Clara resta silencieuse, observant le visage de Mark. Ses yeux, autrefois si pleins de tendresse et d’admiration, n’étaient plus que glace et rancune. Dans le calme du salon, le tic-tac de l’horloge résonnait comme l’écho d’un vide qu’aucun mot ne pouvait combler.
— Tu ne comprends donc pas, Clara ? dit-il d’une voix basse mais tranchante. Je ne suis pas qu’un employé. Je suis ton mari. Quel sens a notre mariage si nous ne partageons plus rien ?
— Nous partageons beaucoup, répondit-elle doucement. Une maison, des souvenirs, une vie. Mais l’agence, c’est mon travail, mon rêve. Je ne peux pas tout mélanger.
Mark eut un rire amer.
— Ton rêve, oui. Tout est à toi : ta société, tes décisions, ton temps. Et moi ? Je n’existe qu’à côté de toi.
— Ce n’est pas vrai, murmura Clara. Quand tu as rejoint l’agence, je voulais t’aider, pas t’humilier.
— M’aider ? appuya-t-il, ironique. Tu appelles ça m’aider, me donner un poste de débutant ? J’étais un cadre respecté !
— La situation a changé, Mark. Tu sais que la fermeture de ton service à la banque n’était pas de ma faute.
— Peut-être, répondit-il froidement, mais c’est toi qui me fais me sentir inutile. Chaque jour, je te vois admirée par tout le monde, pendant qu’on me regarde avec pitié.
Clara inspira profondément.
— Si c’est ainsi, quitte l’agence. Trouve autre chose. Je te soutiendrai.
— Je ne veux pas de ton soutien, s’écria-t-il. Je veux ton respect !
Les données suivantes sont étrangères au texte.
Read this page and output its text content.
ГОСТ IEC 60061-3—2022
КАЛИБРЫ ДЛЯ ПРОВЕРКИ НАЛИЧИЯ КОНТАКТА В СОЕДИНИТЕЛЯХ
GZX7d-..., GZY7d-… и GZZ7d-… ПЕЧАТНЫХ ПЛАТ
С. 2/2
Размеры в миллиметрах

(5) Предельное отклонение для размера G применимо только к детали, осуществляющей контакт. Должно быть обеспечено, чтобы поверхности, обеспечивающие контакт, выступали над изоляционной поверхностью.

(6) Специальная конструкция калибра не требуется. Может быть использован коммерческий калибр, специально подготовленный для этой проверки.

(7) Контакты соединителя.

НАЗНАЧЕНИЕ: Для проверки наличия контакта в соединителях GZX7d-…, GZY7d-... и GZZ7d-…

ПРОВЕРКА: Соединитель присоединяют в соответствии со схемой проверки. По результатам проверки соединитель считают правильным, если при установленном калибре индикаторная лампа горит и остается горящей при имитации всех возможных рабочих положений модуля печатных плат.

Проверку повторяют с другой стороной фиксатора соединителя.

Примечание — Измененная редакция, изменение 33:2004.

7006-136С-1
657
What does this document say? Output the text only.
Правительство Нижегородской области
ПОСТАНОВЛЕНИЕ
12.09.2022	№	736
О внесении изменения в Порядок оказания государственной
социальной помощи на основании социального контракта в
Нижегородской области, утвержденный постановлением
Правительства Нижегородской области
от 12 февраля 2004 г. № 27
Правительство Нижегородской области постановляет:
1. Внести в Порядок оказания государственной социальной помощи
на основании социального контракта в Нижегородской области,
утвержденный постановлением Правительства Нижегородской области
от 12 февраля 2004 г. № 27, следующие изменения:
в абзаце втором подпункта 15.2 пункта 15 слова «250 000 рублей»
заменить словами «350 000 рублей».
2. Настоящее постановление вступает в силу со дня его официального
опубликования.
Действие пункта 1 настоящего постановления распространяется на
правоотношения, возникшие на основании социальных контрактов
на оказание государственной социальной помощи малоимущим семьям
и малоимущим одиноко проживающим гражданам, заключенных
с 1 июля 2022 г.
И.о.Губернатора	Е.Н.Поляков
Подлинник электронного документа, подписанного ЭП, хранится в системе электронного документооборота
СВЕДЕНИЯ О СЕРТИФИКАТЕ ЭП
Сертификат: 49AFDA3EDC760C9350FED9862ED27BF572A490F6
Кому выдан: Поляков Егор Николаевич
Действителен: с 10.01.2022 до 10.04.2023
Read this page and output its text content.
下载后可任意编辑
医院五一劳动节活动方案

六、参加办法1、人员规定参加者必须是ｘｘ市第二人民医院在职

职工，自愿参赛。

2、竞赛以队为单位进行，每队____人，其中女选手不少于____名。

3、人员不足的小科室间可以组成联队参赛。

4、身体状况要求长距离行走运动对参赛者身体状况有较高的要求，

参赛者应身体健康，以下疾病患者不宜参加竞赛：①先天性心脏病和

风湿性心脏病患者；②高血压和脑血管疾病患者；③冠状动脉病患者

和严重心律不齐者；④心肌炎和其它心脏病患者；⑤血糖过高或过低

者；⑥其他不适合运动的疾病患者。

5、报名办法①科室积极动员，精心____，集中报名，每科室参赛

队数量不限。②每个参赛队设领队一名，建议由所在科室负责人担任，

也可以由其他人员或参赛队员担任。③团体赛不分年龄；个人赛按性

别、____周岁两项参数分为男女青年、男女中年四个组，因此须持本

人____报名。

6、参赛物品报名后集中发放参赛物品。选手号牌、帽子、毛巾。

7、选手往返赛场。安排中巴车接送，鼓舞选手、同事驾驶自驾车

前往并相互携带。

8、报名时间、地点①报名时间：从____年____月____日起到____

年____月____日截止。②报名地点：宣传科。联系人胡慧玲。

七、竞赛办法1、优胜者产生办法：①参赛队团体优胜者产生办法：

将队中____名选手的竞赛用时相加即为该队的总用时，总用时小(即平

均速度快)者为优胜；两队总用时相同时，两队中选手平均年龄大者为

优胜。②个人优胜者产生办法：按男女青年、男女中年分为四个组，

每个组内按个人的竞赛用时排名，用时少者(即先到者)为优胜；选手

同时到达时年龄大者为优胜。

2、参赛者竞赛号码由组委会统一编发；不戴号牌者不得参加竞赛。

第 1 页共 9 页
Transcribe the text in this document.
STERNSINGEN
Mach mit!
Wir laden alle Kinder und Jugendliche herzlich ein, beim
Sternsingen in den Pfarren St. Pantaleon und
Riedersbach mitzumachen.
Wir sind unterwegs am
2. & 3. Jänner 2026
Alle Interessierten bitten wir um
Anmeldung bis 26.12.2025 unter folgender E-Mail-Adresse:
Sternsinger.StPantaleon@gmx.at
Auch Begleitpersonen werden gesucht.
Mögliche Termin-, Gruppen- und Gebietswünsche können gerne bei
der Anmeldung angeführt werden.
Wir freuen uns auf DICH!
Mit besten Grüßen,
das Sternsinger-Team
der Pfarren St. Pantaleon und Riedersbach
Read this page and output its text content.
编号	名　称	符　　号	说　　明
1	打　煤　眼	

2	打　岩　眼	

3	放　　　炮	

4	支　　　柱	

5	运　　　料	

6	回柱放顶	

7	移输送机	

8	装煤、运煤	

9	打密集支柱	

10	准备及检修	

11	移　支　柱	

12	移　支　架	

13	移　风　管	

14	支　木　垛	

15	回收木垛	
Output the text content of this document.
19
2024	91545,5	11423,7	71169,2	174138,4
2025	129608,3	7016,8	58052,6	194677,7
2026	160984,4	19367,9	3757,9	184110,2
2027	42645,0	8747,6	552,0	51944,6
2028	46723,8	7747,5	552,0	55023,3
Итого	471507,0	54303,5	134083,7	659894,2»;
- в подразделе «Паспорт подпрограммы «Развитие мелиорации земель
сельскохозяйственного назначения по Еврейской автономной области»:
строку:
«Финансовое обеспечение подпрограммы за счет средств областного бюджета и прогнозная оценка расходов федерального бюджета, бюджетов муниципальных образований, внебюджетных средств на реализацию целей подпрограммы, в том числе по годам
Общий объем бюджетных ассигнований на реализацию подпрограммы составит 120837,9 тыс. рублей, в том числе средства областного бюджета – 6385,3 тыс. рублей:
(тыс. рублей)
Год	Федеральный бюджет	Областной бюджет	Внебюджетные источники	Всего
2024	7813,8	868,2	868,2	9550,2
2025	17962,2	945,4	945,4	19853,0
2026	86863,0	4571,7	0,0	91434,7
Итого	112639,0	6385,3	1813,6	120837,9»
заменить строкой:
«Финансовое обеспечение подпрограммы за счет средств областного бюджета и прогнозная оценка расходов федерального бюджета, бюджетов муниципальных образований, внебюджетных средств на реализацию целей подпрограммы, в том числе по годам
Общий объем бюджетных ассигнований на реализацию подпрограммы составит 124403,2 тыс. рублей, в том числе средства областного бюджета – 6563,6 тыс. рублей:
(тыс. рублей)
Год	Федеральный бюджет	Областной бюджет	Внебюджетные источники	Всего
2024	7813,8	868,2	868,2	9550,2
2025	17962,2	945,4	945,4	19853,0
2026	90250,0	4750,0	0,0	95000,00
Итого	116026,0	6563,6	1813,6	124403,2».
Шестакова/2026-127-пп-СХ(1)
Il quitta la pièce, la porte claqua derrière lui. Clara resta figée, écoutant le bruit de ses pas s’éloigner dans l’escalier. Ce soir-là, aucun d’eux ne parla.
Les jours suivants furent froids. À l’agence, Mark évitait son regard. Leurs échanges étaient réduits à des phrases sèches, mécaniques. Puis, un matin, Irina, l’assistante de Clara, entra dans le bureau, hésitante.
— Clara… il faut que je te dise quelque chose. Mark parle avec des clients sans t’en informer. Il leur a fait de nouvelles propositions.
Le cœur de Clara se serra.
— Quelles propositions ?
— Des réductions, des changements de contrats. Il dit qu’il s’en occupera personnellement.
Clara ouvrit aussitôt sa messagerie. Tout était vrai. Mark agissait dans son dos.
— Mark, viens dans mon bureau, dit-elle d’une voix ferme.
Il entra, calme, presque détaché.
— Je suppose que tu sais, maintenant. Oui, j’ai contacté des clients. Et alors ?
— Et alors ? Tu l’as fait derrière mon dos, dans MA société !
— Dans NOTRE société, corrigea-t-il. J’ai apporté mes idées, mes contacts. Je mérite plus.
— Tu as violé des contrats ! Tu mets la réputation de l’agence en danger !
Mark s’approcha du bureau.
— Nous pourrions créer notre propre entreprise, Clara. Une vraie, à deux, cinquante-cinquante. Je ne veux plus vivre dans ton ombre.
Elle le regarda comme un inconnu.
— Tu veux dire… me voler mes clients ?
— Non. Prendre ce qui me revient.
Le silence tomba. Quelque chose se brisa en elle : la confiance, l’amour, le respect.
— Pars, Mark. Tu es renvoyé.
Il la fixa, un sourire amer aux lèvres.
— Ma femme me renvoie. Ironique, non ?
Il tourna les talons. Clara resta seule, le regard perdu. Le soir même, elle reçut un message : un de leurs plus gros clients quittait l’agence… pour une société appelée Lange Creative, fondée la veille.
Tout s’écroula. Les contrats tombèrent, l’équipe se divisa, les médias parlèrent d’un « conflit conjugal dans la publicité ». Clara vit son travail de dix ans se dissoudre.
Mais au matin, elle revint au bureau, plus droite que jamais.
— Irina, dit-elle calmement, nous n’abandonnerons pas. Cette agence, c’est notre histoire. Et je ne laisserai personne la détruire.